Maso himself opened the doors to the Gasparilla Suite, the nicest suite in the hotel. He hugged Joe and took both sides of his face in his hands when he kissed his forehead. He hugged him again and patted him hard on the back.

“How are you, my son?”

“I'm very good, Mr. Pescatore. Thanks for asking.”

“Fausto, see if his men need anything.”

“Take their rods, Mr. Pescatore?”

Maso frowned. “Of course not.
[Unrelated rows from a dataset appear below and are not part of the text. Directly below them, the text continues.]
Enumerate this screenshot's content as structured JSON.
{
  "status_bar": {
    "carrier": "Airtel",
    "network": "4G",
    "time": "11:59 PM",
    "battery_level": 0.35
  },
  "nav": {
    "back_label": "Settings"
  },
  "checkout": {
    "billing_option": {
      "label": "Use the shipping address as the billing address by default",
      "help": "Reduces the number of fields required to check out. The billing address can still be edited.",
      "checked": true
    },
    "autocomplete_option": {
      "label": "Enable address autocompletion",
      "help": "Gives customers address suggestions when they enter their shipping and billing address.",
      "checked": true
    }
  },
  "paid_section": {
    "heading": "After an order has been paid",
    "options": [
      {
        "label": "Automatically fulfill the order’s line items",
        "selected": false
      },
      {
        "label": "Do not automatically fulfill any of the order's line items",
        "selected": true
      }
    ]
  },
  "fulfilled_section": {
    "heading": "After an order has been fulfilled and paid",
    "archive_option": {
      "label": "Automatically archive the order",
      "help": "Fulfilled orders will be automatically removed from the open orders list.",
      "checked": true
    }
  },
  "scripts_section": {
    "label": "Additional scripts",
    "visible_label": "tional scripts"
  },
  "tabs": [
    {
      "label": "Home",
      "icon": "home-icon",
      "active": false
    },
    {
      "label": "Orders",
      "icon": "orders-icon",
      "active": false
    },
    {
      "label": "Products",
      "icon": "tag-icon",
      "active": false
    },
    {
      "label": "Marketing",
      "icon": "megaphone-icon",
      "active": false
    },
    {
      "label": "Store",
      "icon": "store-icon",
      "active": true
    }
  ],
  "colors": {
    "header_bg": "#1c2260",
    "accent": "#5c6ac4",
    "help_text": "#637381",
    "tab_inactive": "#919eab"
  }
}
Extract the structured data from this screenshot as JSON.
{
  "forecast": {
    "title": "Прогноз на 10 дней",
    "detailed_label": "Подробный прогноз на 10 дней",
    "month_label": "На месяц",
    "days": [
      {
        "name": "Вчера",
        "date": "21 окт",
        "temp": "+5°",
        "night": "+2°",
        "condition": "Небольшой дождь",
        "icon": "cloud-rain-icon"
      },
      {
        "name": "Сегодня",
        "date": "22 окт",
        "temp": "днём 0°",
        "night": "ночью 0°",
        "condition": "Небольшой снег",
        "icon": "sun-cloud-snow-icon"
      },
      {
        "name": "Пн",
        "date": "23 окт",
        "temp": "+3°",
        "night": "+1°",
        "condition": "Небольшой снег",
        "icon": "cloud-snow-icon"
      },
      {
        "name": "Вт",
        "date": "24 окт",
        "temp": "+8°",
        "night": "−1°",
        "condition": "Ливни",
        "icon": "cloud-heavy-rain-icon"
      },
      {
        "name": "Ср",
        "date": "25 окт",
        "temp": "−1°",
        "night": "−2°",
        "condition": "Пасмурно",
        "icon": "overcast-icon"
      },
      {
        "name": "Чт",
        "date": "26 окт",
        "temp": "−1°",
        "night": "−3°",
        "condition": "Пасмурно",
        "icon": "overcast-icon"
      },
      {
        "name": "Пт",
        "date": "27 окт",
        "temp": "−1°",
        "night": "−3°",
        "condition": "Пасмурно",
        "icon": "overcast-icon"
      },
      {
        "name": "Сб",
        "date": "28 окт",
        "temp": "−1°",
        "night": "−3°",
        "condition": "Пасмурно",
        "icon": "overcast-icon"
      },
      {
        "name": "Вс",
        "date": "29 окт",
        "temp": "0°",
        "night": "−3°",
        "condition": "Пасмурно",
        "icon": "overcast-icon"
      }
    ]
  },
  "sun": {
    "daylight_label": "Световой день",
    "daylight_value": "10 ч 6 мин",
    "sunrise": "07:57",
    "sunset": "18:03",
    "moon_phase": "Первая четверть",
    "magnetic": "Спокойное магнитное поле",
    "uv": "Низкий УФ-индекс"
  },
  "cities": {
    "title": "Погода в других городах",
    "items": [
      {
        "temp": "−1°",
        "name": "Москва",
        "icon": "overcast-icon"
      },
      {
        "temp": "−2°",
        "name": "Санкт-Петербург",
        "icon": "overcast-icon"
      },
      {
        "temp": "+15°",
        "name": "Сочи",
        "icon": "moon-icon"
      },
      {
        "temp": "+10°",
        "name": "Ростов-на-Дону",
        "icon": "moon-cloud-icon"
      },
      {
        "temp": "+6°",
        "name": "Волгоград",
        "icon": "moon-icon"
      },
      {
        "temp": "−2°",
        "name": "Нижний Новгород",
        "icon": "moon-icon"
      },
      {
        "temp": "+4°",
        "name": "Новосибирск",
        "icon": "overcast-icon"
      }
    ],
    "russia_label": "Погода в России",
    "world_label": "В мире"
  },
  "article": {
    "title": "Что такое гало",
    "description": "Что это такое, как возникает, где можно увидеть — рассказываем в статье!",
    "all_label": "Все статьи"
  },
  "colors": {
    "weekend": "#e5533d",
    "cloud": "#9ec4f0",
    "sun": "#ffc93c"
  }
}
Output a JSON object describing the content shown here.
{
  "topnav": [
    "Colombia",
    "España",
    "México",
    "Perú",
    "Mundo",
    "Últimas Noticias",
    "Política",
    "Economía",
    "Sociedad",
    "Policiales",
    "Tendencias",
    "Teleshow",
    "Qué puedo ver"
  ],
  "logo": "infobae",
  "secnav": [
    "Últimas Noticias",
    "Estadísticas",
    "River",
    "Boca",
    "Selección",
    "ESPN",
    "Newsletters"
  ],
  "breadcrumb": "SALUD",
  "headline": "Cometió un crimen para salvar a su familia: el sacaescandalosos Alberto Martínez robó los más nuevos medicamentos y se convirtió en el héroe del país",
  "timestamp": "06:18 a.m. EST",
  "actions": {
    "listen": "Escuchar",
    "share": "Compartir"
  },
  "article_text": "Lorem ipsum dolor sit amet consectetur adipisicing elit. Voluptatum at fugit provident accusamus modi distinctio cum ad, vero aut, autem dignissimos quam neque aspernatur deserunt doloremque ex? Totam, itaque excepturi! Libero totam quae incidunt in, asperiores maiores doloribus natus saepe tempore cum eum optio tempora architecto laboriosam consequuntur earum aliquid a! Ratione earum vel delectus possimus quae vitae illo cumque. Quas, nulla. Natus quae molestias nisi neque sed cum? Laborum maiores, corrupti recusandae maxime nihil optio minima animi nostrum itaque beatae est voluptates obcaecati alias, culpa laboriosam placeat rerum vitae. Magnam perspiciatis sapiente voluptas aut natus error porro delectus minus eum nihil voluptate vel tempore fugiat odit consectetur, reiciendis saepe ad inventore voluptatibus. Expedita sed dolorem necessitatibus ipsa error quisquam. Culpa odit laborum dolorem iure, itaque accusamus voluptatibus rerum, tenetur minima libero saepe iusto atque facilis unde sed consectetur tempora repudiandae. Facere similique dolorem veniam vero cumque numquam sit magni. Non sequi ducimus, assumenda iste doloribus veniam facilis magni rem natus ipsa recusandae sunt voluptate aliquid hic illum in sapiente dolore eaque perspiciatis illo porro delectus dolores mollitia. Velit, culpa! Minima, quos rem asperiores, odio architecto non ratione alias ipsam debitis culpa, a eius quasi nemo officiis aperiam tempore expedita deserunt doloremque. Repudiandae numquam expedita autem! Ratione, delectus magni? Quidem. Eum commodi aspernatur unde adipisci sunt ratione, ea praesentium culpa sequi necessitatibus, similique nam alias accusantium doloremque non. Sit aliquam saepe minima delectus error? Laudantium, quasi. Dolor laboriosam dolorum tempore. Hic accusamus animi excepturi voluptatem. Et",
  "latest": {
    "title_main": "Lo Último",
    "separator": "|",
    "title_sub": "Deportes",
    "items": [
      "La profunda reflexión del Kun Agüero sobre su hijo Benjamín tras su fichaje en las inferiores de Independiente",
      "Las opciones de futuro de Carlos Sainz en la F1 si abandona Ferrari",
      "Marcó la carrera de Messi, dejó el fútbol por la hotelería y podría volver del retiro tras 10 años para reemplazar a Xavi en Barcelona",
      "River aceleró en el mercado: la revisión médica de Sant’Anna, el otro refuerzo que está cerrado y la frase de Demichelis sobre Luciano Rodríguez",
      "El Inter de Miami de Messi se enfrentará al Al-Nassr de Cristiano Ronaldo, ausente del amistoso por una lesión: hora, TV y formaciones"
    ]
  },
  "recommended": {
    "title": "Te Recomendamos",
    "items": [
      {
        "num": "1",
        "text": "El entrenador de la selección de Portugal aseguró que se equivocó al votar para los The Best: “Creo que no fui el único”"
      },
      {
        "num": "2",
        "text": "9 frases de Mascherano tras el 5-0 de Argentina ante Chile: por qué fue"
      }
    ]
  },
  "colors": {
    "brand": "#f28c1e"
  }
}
You gentlemen make yourselves comfortable. We shouldn't be too long.” Maso pointed at Fausto. “Anyone wants a sandwich or something, you call room service. Anything these boys want.”

He led Joe into the suite and closed the doors behind them. One set of windows looked out on an alley and the yellow brick building next door, a piano manufacturer who'd gone belly-up in '29. All that remained was his name,
HORACE R. PORTER
, fading on the brick, and a bunch of boarded-up windows. The other windows, though, looked out on nothing that would remind guests of the Depression. They overlooked Ybor and the channels that led out to Hillsborough Bay.

In the center of the living area four armchairs were arranged around an oak coffee table. A sterling silver coffeepot and matching creamer and sugar bowl sat in the center. So did a bottle of anisette and three small glasses of it, already poured. Maso's middle son, Santo, sat waiting for them, looking up at Joe as he poured himself a cup of coffee and placed the cup down beside an orange.

Santo Pescatore was thirty-one and everyone called him Digger, though no one could remember why, not even Santo himself.

“You remember Joe, Santo.”

“I dunno. Maybe.” He half rose from his chair and gave Joe a limp, damp handshake. “Call me Digger.”